De vrouw waarover ik droomde, heet Hélène Cixous: een Franse schrijfster, filosoof en feministisch theoreticus wiens werk ik de afgelopen maanden obsessief heb geëxploreerd. Vanaf de jaren negentig heeft het poststructuralistische denken, zoals ontwikkeld door feministische denkers als Hélène Cixous, Luce Irigaray en Julia Kristeva, een enorme invloed gehad op de linguïstiek en psychoanalyse. Vertrekkend van de ‘deconstructie’ van de Franse filosoof Jacques Derrida trachten zij het idee van een absolute, talige waarheid te verwerpen en de ambiguïteit van verlangen, het lichaam en seksuele ervaringen, maar ook van de taal te omarmen. 

In het poëtische, baanbrekende en oneindig geciteerde essay Le Rire de la Méduse (1975) pleit Cixous voor een écriture féminine: ‘les femmes doivent écrire leurs corps’, een organische en vormelijk niet te definiëren manier van schrijven waarin vrouwen hun lichaam en eigen stem centraal stellen binnen het schrijfproces en zich zo trachten af te zetten tegen patriarchale taalstructuren zoals rationaliteit, lineariteit en controle. Ze pleit voor een schrijven dat ze zelf als ‘vloeiend’, ‘open’, ‘fluïde’, 'lichamelijk’ beschrijft, maar verder niet echt te definiëren valt. Het is dan ook moeilijk, zij het niet onmogelijk, te theoretiseren wat Cixous net bedoelt - wat natuurlijk naadloos aansluit bij haar intenties -, maar als je Cixous haar teksten leest, voel je een soort intense liefde voor de taal an sich. 

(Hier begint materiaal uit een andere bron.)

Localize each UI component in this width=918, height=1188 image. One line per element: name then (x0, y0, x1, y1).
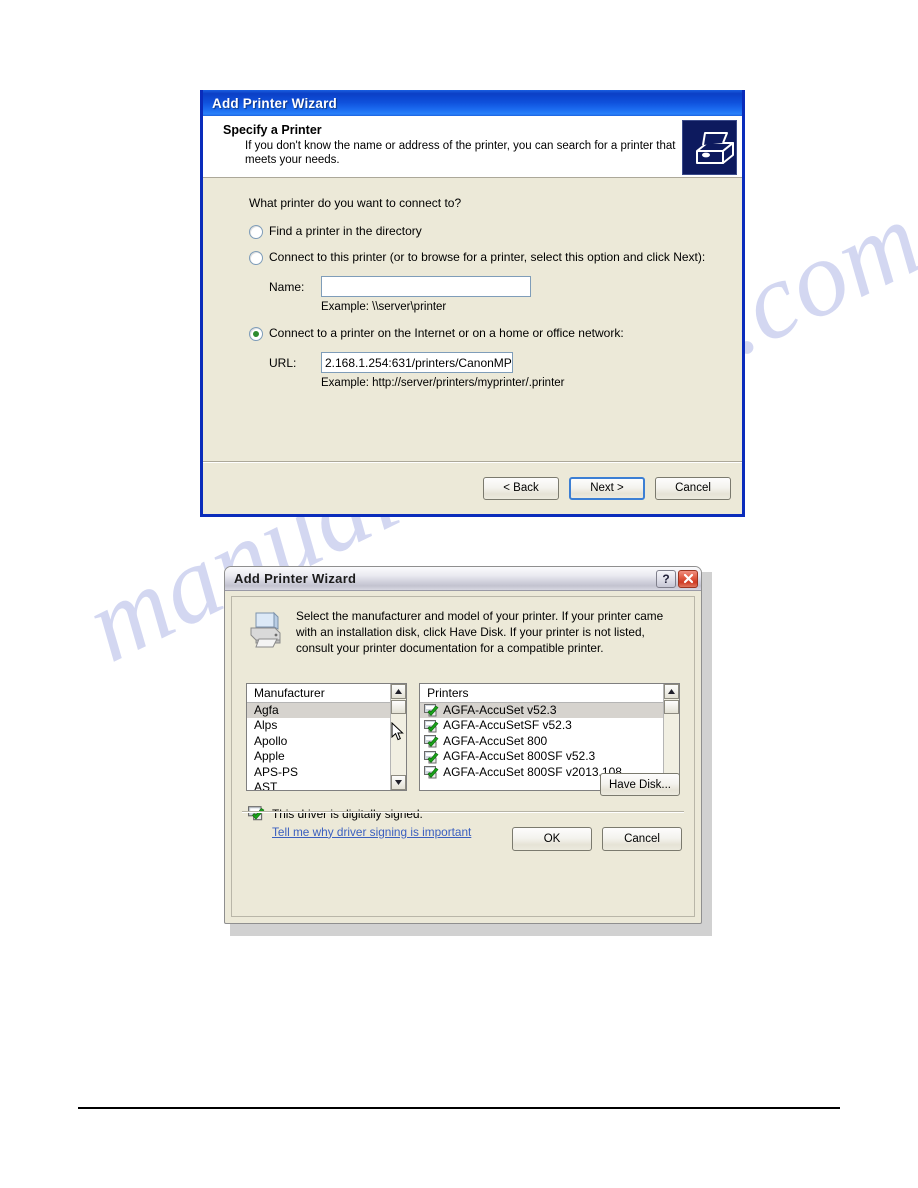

Ik wilde me al langer van mijn angsten en stemmen ontdoen toen ik Cixous ontdekte. Want het is moeilijk om te schrijven. Het is moeilijk om die stem los te laten die me vraagt: wat schrijf je juist? In welke structuur zit het? Wat is de orde, de volgorde? En als je deze regels tracht los te laten, waar kom je dan uit? Wat is je eindproduct? Ik eindig deze vragen natuurlijk bewust met het woord ‘eindproduct’, want er moet altijd geproduceerd worden binnen het kapitalisme. En ja, als ik niets produceer, als ik geen digitaal document heb dat als ‘af’ aanvoelt, raak ik totaal het noorden kwijt.

“De meeste teksten, ook wanneer ze geschreven worden door niet-mannen, blijven een erfenis van een patriarchale, witte en koloniale geschiedenis.

Dus hoe creëer ik mijn eigen (vrouwelijke) taal binnen de traditionele, binaire, mannelijke taal? Hoe kan ‘af’ ook iets anders betekenen dan wat het nu betekent? Hier in het westen is schrijven nog steeds ingebed in het patriarchaat. De meeste teksten, ook wanneer ze geschreven worden door niet-mannen, blijven een erfenis van een patriarchale, witte en koloniale geschiedenis. Ook ik ben nu, tijdens het schrijven van deze tekst, aan regels aan het denken: inleiding, opbouw, alinea’s. Ik zorg ervoor dat de lezer mijn gedachtegang kan volgen. Waag ik me aan een mannelijke praktijk tot er een lineair ‘goed’ te volgen stuk overblijft: begin, midden, einde? Waarom is een lineaire structuur goed? Waarom moet men mijn associaties kunnen volgen? 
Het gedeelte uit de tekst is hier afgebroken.